Esta vez la señora Sommières rompió a reír:

—¡Se le ve el plumero a una legua, hija mía! —dijo con un matiz afectuoso que todos advirtieron—. ¿Cree que Aldo tiene ganas de cargar con una vieja hecha cisco y una solterona un poco loca, por mucho que a usted le guste meterse en sus asuntos y corretear por los tejados en su compañía? Tendrá que conformarse con rezar por él. Y créame que le será muy útil.

Morosini se acercó a Marie-Angéline y tomó de sus manos la copa de coñac que ella acababa de servir con mano un tanto trémula.

—La ayuda ha sido demasiado inteligente y eficaz para ser desdeñada, tía Amélie, y siempre estaré agradecido a Marie-Angéline. Brindo por usted, prima —añadió con una sonrisa que aceleró el corazón de su antigua ayudante—. ¿Podemos saber lo que nos reserva el porvenir? Tal vez volvamos a correr más aventuras juntos. Le escribiré antes de partir. Pero ahora creo que me voy a descansar.

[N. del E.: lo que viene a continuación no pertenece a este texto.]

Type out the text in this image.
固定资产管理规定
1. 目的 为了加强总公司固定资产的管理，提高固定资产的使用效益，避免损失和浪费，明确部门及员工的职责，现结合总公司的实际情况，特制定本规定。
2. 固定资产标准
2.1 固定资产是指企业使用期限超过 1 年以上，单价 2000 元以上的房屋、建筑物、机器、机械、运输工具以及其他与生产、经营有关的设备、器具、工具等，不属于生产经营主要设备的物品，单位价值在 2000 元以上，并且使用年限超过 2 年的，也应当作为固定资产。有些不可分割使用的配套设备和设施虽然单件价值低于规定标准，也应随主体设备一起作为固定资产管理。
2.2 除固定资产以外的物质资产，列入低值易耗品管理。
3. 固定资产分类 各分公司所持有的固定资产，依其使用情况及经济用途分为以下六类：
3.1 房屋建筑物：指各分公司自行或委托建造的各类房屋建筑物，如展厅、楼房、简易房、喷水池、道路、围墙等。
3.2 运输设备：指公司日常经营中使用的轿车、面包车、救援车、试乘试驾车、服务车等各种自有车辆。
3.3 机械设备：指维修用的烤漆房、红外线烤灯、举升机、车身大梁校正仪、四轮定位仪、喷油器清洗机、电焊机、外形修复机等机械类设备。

Cuando subió a su habitación, lo primero que hizo Aldo fue ir a bajar las persianas. No quería ver reflejarse en la vegetación del parque las luces de las ventanas de Anielka. Había que pasar esa página y cuanto antes se hiciera mejor. Después se sentó en la cama para consultar los horarios de trenes.

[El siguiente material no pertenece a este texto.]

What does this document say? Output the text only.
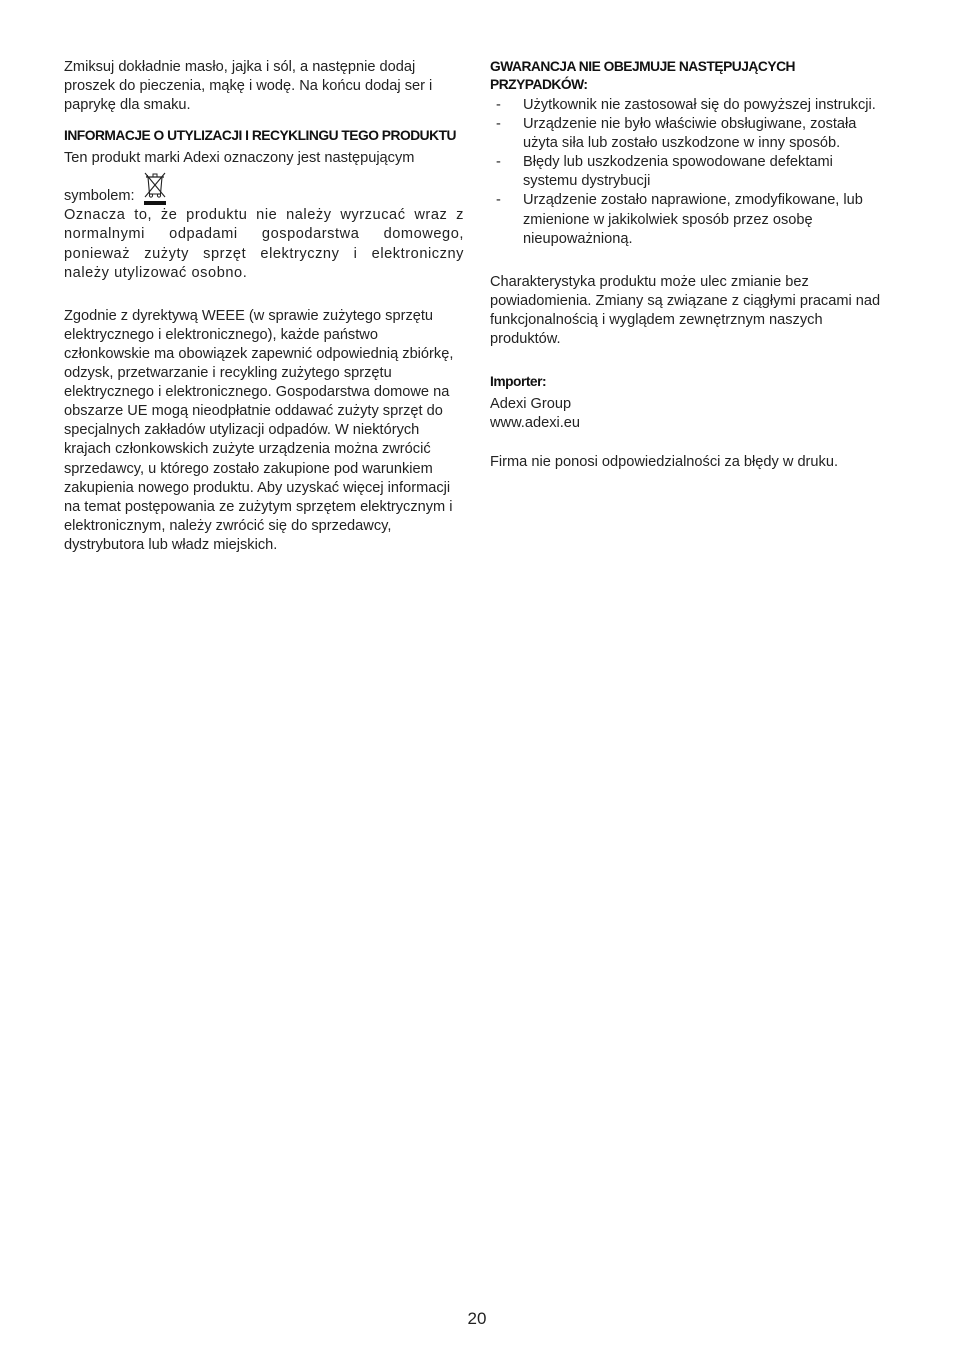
Zmiksuj dokładnie masło, jajka i sól, a następnie dodaj proszek do pieczenia, mąkę i wodę. Na końcu dodaj ser i paprykę dla smaku.

INFORMACJE O UTYLIZACJI I RECYKLINGU TEGO PRODUKTU

Ten produkt marki Adexi oznaczony jest następującym

symbolem:

Oznacza to, że produktu nie należy wyrzucać wraz z normalnymi odpadami gospodarstwa domowego, ponieważ zużyty sprzęt elektryczny i elektroniczny należy utylizować osobno.

Zgodnie z dyrektywą WEEE (w sprawie zużytego sprzętu elektrycznego i elektronicznego), każde państwo członkowskie ma obowiązek zapewnić odpowiednią zbiórkę, odzysk, przetwarzanie i recykling zużytego sprzętu elektrycznego i elektronicznego. Gospodarstwa domowe na obszarze UE mogą nieodpłatnie oddawać zużyty sprzęt do specjalnych zakładów utylizacji odpadów. W niektórych krajach członkowskich zużyte urządzenia można zwrócić sprzedawcy, u którego zostało zakupione pod warunkiem zakupienia nowego produktu. Aby uzyskać więcej informacji na temat postępowania ze zużytym sprzętem elektrycznym i elektronicznym, należy zwrócić się do sprzedawcy, dystrybutora lub władz miejskich.

GWARANCJA NIE OBEJMUJE NASTĘPUJĄCYCH PRZYPADKÓW:
- Użytkownik nie zastosował się do powyższej instrukcji.
- Urządzenie nie było właściwie obsługiwane, została użyta siła lub zostało uszkodzone w inny sposób.
- Błędy lub uszkodzenia spowodowane defektami systemu dystrybucji
- Urządzenie zostało naprawione, zmodyfikowane, lub zmienione w jakikolwiek sposób przez osobę nieupoważnioną.

Charakterystyka produktu może ulec zmianie bez powiadomienia. Zmiany są związane z ciągłymi pracami nad funkcjonalnością i wyglądem zewnętrznym naszych produktów.

Importer:

Adexi Group

www.adexi.eu

Firma nie ponosi odpowiedzialności za błędy w druku.

20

Sin embargo, si pensaba que su bonita aventura polaca había quedado atrás, se equivocaba.

Al día siguiente por la tarde, mientras terminaba de cerrar las maletas, Cyprien fue a anunciarle que sir Eric y lady Ferrals solicitaban hablar con él y lo esperaban en el salón.

—¡Señor! —exclamó Morosini—. ¿Ha osado cruzar la puerta de esta casa? Si tía Amélie se entera le ordenará que los eche a la calle.

—No creo que tenga intención de hacerlo. La señora marquesa ha recibido personalmente a sus visitantes. Y debo decir… que de mejor gana de lo que cabía esperar. Acaba de subir a su habitación, después de haberme ordenado que avise al príncipe.

—¿La señorita Plan-Crépin está con ella?

—N… no. Está dispensando ciertos cuidados a las petunias del invernadero, que presentan signos de fatiga desde esta mañana. Pero —se apresuró a añadir— me he ocupado de cerrar bien las puertas.

Aldo no pudo evitar echarse a reír. ¡Como si una puerta pudiera hacer algo contra la insondable curiosidad femenina! La discreción y el sentido de la dignidad prohibían a tía Amélie asistir a la visita, pero no le impedían dejar tras de sí los oídos atentos de su lectora. Y a esa misma curiosidad había obedecido al recibir al hombre al que tanto detestaba: tenía demasiadas ganas de contemplar con sus ojos a la joven que había hecho perder la cabeza a su «querido sobrino». ¿Quién podría reprochárselo? Después de todo, ésa era una de las formas del amor. Aldo bajó a reunirse con sus visitantes.

Lo esperaban en la salita, en la postura habitual de los matrimonios cuando están en el estudio de un fotógrafo: ella graciosamente sentada en un sillón, él de pie a su lado, con una mano apoyada en el respaldo del asiento y la cabeza orgullosamente erguida.